L’ascesa della Cina nel settore spaziale si comprende meglio come il prodotto di un modello guidato dal governo, che privilegia indirizzo centrale, scala e visione strategica di lungo periodo. Questo approccio ha garantito una solida espansione della ricerca e delle infrastrutture spaziali in Cina, ma non basta ad assicurare al paese la leadership lungo tutto lo spettro delle tecnologie spaziali. In parole semplici, la Cina potrebbe primeggiare nella ricerca lunare e competere con gli Stati Uniti nell’invio di astronauti sulla Luna. I ritardi nei piani di allunaggio dell’agenzia spaziale statunitense, ora rimandati almeno al 2028, stanno avvicinando la tabella di marcia di Washington a quella di Pechino, fissata per il 2030. Ulteriori ritardi potrebbero causare importanti battute d’arresto: ciò significa che la Cina potrebbe essere la prima a riportare degli esseri umani sulla superficie della Luna e a condurre missioni lunari più frequenti. Tuttavia, la forza della Cina nell’esplorazione spaziale non si estende necessariamente ad ambiti più orientati al commercio, come l’internet spaziale.

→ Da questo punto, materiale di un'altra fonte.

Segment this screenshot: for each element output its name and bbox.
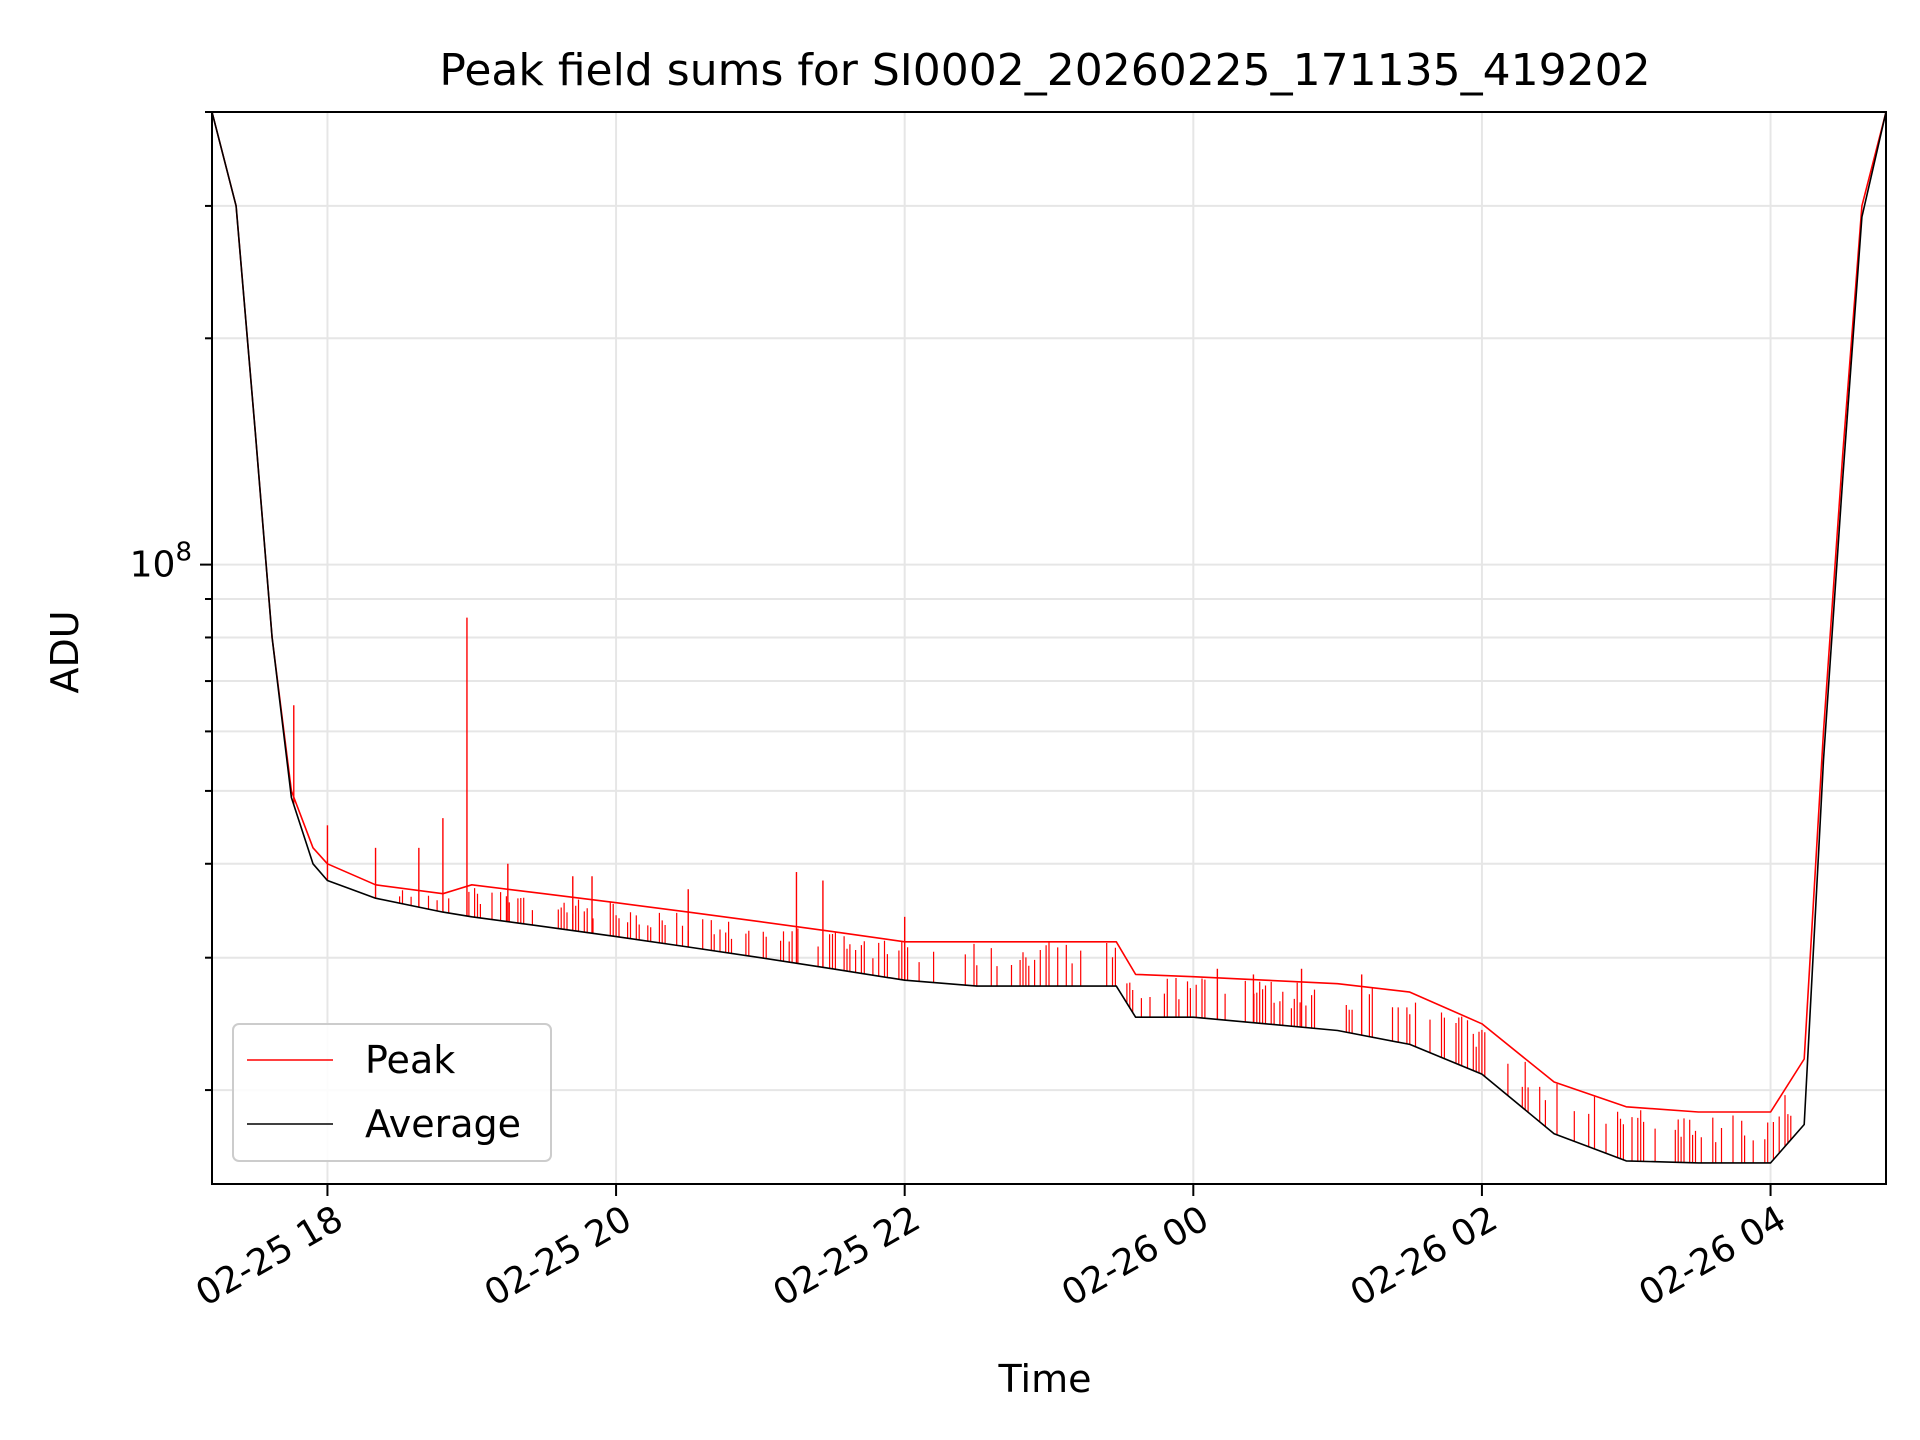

La prossima fase della competizione spaziale, soprattutto tra Stati Uniti e Cina, si baserà meno su risultati eclatanti e più sulla capacità di costruire sistemi orbitali che si colleghino all’attività economica e alla sicurezza. Anche altri attori, tra cui Giappone, Corea del Sud e India, stanno portando avanti le proprie strategie spaziali. L’Europa è impegnata in una serie di iniziative ambiziose, dall’osservazione della Terra ai progetti di energia solare, quale SOLARIS, fino alla rete satellitare IRIS². La domanda, per noi europei, è se saremo in grado di tradurre questi piani in capacità sostenibili e di non rimanere indietro in un’economia spaziale sempre più competitiva.